Wednesday, March 6, 2013

Innovation, Risk-taking, Incentives, and Trust

What tools can most organizations, which exist in the spectrum between the Fox and the Hedgehog, leverage to build success through trust *and* risk-taking?

Executive Summary: How does an organization balance the pressures of building trust through, and incentivizing, sustained successful execution, with the need for some form of risk-taking (with positive outcomes). Are common control structures like bonuses enough? Does innovation have a role to play here? From the desk of They-May-Be-Buzzwords-But-You-Still-Have-To-Make-Hard-Decisions-About-Them.

Overview
Anyone involved with a business- from a startup to a Fortune 10 company- has dealt with the trade-offs involved in building trust across decision makers in the organization, managing levels of risk-taking (high, or low, as required), and structuring organizational incentives. In the middle of all this is the need for transparency, which is fulfilled via measurements and reporting as an accounting function.

The key here is is risk-taking for positive outcomes. This could be an imperative in hypercompetitive markets (Ref. Clayton Christiansen in Innovator's Dilemma). Examples of risk-takers for positive outcomes include Jeff Bezos and Steve Jobs.

What approaches can help us manage these parameters? Does innovation have a role to play?

Kicking off the Thought Process and the Initial Hypothesis
An Accounting researcher***, who I happened to have the pleasure of listening to recently, tackled the topic of business trust and the role of accounting, in which two things stood out:
1. A "laboratory experiment" seemed to indicate that record keeping, as a function of measurement in accounting, helped build trust across multiple transactions between anonymous parties,
2. Bonuses- as a function of incentives, which in turn are a function of organizational control- are better tools than penalties for trust within an organization.

This led me to think about the relationship between trust and risk-taking, and specifically this relationship:
Trust > Bonus Incentives > Risk-Taking

The hypothesis is that bonuses, as a means of control, are not great for some types of risk-taking.

Paradigms from Strategy and from Psychology
The "mom" readers of this post would point out the abundance of literature around child development and types of positive reinforcement. Case in point, this article:
http://www.nytimes.com/2012/08/05/opinion/sunday/raising-successful-children.html?pagewanted=all

Some strategic thinking readers might also frame this as a Fox vs. Hedgehog problem. Their point could be that organization must clearly choose between being a fox and being a hedgehog. If If you want your organization to focus on repeatable execution, then bonuses work well under the hedgehog paradigm.

In reality, most organizations have to do a balancing act between the two. So, how do you solve this problem for most organizations?

Some Pathways Towards Resolution
Here are a couple of thoughts:
1. Personnel:
Jack Welch has stated previously that, at GE, he looked for folks who had some failure under their belt. I take that as a proxy for an appetite of risk taking and an understanding of its potential consequences.
2. Innovation Program:
If bonus incentives are not helping with an organizational desire for risk-taking, then the positive reinforcement incentives need a more refined structuring. Innovation programs fill this gap for a more refined structuring.

Innovation
Several approaches to innovation are available to help make the appropriate trade-offs in the spectrum between the Fox and the Hedgehog. These focus on making innovation flexible and adaptable, and are available commercially, as well as in research literature.

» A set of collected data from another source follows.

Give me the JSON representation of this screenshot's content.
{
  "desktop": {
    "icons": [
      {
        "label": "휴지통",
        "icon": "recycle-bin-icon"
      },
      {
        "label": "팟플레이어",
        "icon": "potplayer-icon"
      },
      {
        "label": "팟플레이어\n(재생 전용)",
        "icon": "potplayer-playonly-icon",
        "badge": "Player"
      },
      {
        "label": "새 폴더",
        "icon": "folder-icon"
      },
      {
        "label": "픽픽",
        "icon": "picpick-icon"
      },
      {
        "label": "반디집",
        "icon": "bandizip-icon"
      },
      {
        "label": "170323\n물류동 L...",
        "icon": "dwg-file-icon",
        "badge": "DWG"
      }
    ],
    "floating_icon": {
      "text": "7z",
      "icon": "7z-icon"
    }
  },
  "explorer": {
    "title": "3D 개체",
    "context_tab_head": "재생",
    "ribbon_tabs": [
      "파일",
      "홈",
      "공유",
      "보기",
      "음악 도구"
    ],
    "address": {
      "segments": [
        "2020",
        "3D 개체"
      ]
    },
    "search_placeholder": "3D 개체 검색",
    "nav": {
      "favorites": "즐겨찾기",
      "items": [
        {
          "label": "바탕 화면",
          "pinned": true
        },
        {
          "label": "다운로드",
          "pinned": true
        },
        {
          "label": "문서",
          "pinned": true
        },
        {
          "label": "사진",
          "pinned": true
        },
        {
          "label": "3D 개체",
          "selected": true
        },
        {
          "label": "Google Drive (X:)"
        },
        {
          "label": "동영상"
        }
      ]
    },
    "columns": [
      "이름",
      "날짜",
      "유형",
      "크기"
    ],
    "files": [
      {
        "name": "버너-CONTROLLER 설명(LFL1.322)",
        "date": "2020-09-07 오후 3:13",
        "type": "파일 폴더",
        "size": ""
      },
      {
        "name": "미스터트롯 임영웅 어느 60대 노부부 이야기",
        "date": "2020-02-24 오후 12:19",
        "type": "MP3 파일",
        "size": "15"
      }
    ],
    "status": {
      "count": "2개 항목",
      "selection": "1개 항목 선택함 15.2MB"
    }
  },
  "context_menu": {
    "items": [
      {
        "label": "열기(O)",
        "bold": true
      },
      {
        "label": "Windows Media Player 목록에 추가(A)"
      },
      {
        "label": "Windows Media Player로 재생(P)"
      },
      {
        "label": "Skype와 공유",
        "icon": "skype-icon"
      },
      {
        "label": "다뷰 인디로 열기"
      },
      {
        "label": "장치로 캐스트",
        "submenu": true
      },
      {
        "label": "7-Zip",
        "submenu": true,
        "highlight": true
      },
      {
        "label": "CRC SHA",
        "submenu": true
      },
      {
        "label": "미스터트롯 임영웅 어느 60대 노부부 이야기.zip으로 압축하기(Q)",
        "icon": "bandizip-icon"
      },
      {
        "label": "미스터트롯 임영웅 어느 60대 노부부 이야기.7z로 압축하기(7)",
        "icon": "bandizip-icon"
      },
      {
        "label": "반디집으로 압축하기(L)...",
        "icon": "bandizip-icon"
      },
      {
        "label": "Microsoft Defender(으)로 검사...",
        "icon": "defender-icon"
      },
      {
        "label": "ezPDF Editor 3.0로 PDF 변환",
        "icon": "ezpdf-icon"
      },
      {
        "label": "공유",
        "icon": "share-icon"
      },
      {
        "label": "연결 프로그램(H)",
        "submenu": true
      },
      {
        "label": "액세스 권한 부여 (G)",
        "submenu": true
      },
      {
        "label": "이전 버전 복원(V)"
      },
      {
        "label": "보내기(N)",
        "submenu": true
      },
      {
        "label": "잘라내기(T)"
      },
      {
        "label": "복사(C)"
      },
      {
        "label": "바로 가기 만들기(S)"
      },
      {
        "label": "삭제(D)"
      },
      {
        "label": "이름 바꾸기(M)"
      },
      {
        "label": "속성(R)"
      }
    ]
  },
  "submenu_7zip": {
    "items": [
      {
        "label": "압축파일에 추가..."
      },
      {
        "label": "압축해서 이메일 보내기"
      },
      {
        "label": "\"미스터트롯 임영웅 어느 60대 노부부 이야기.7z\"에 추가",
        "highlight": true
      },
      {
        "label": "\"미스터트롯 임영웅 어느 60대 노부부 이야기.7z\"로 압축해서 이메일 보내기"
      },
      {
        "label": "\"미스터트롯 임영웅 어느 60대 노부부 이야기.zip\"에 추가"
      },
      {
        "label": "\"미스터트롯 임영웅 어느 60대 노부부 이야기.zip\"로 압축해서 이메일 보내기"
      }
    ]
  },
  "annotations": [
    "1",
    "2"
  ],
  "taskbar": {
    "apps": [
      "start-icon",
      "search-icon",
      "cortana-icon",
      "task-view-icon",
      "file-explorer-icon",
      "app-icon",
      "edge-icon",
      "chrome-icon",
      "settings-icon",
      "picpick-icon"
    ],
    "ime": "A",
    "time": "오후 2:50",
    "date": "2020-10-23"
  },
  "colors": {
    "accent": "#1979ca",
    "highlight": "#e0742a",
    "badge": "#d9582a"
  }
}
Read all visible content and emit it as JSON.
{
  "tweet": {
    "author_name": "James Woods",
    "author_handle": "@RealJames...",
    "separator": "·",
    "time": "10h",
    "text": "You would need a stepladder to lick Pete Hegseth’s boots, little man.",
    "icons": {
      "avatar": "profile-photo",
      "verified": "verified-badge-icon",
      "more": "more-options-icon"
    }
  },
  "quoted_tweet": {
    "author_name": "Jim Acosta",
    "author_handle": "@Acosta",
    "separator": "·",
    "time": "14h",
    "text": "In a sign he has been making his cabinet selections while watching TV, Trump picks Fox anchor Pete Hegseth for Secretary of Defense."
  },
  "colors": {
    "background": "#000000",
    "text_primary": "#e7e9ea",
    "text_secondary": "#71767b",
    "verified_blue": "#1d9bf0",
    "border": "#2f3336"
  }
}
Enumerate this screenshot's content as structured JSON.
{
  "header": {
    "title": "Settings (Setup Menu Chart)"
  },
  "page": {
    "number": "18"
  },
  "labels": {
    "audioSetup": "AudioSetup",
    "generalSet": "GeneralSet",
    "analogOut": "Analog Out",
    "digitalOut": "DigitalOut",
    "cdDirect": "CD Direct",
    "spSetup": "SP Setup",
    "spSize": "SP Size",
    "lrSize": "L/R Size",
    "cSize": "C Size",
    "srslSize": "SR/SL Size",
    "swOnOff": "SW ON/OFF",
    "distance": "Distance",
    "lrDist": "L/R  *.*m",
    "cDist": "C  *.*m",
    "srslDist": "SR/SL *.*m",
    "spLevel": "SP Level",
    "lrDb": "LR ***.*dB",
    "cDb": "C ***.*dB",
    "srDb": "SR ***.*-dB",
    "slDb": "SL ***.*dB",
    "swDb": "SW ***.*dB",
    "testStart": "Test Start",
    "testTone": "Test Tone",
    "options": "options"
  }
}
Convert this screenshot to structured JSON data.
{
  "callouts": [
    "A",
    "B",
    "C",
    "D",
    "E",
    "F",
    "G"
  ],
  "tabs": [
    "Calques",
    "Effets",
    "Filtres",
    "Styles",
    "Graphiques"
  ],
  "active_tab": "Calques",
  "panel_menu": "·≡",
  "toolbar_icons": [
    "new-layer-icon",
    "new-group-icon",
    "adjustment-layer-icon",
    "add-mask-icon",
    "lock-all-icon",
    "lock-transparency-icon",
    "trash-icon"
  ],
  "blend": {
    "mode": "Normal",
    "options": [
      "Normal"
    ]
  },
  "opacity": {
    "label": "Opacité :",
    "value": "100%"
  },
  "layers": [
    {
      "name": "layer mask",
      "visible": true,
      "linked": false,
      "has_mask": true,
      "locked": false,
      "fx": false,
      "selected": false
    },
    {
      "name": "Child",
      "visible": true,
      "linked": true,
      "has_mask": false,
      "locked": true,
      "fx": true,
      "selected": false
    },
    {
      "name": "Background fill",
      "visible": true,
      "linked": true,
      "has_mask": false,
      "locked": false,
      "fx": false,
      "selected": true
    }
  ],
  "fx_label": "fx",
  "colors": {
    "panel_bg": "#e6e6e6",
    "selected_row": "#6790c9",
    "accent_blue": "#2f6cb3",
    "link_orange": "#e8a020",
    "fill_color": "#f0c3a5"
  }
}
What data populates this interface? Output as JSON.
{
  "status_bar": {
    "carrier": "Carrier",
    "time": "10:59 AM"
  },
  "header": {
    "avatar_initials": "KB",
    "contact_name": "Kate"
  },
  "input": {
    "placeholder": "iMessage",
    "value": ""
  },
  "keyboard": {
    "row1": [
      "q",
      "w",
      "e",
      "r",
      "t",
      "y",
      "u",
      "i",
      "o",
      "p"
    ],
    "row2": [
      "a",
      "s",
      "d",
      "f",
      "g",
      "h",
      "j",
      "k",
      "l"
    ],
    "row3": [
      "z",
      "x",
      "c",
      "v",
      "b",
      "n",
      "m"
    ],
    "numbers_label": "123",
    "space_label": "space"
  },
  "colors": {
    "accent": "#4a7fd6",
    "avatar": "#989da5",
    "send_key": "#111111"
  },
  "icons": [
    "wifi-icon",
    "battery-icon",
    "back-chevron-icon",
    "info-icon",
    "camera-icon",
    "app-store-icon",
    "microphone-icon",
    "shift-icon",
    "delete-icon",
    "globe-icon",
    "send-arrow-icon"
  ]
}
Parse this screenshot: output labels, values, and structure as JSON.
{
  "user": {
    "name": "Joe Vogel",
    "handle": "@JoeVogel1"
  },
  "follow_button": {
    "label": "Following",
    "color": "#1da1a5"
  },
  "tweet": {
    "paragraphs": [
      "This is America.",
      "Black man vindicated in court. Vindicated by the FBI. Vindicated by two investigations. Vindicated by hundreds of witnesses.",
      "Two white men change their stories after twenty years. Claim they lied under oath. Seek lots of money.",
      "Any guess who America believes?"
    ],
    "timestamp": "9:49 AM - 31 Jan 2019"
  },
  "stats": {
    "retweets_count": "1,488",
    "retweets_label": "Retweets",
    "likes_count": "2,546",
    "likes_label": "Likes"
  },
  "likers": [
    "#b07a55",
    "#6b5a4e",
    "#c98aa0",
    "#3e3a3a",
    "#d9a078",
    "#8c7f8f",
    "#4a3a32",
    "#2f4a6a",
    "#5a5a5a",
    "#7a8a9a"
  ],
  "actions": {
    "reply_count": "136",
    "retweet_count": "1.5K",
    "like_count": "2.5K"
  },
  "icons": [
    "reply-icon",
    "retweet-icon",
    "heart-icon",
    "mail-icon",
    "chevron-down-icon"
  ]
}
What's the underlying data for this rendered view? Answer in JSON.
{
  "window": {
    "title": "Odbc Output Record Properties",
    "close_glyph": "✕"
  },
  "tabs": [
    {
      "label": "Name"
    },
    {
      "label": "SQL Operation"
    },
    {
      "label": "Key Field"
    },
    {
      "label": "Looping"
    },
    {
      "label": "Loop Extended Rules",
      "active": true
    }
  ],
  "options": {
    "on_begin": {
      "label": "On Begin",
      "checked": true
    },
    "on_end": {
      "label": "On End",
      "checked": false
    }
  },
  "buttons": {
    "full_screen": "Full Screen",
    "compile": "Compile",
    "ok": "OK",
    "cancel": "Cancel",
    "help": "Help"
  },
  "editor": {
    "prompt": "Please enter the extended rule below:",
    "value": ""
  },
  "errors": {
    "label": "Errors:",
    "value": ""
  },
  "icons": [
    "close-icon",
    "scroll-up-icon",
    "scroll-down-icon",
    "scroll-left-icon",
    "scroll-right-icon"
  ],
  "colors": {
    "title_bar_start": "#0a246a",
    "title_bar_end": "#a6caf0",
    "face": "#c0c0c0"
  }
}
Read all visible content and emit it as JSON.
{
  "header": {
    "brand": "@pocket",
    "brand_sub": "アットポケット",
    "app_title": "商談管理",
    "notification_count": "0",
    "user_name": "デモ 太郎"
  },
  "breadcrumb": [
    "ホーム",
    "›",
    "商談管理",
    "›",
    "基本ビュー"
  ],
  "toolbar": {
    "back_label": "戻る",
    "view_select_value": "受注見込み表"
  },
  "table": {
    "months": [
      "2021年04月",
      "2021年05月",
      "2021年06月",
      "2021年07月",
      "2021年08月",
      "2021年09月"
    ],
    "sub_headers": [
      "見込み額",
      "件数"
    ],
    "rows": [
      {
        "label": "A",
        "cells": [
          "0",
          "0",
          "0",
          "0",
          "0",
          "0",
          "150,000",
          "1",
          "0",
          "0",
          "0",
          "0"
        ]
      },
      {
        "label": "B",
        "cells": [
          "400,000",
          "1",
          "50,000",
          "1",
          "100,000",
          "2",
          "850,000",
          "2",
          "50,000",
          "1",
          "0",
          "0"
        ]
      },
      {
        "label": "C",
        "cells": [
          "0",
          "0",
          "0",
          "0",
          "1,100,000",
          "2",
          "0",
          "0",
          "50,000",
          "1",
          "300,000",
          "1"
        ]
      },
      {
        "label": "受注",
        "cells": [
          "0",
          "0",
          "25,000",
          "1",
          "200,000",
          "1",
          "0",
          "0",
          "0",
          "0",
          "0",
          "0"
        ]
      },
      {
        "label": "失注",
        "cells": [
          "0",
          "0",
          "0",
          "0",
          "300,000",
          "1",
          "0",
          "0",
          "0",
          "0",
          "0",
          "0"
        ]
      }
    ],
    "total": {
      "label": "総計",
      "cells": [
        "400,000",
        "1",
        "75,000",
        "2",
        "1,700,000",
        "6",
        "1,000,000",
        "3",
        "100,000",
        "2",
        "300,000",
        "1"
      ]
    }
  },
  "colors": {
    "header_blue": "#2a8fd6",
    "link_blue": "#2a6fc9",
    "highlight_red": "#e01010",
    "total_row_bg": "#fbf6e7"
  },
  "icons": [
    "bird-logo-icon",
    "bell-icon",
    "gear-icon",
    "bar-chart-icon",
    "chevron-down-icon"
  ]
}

However, structuring an innovation program in an organization is never easy, especially when it pertains to the core activity of a business unit, or even an organization. Enabling risk-taking though innovation requires a level of communication and buy-in across the organization that may take some time and sustained effort to achieve.

Do innovation programs at Google, Yahoo, and Amazon have interesting tales to tell? I have also previously posted about Netflix on this front:
1> Netflix bids for Original Programming: http://insightplusideas.blogspot.com/2011/03/innovation-and-tactics-series-netflix.html
2> Netflix and Organizational Capabilities: http://insightplusideas.blogspot.com/2011/03/netflix-and-organizational-capabilities.html

How would these contrast against innovation at a bank, at a perishable goods supplier and at a metals company?

Would an organizational skeptic call the innovation program old wine in a new bottle? Or is it all about results, and a rose by any other name is still a rose? Amazon has invested in risks for positive outcomes despite negative signals from the stock markets. Jeff Bezos had apparently asked potential CFOs if they had invented anything.

What do you think?


*** Many thanks to Dr. Kristy Towry at Emory.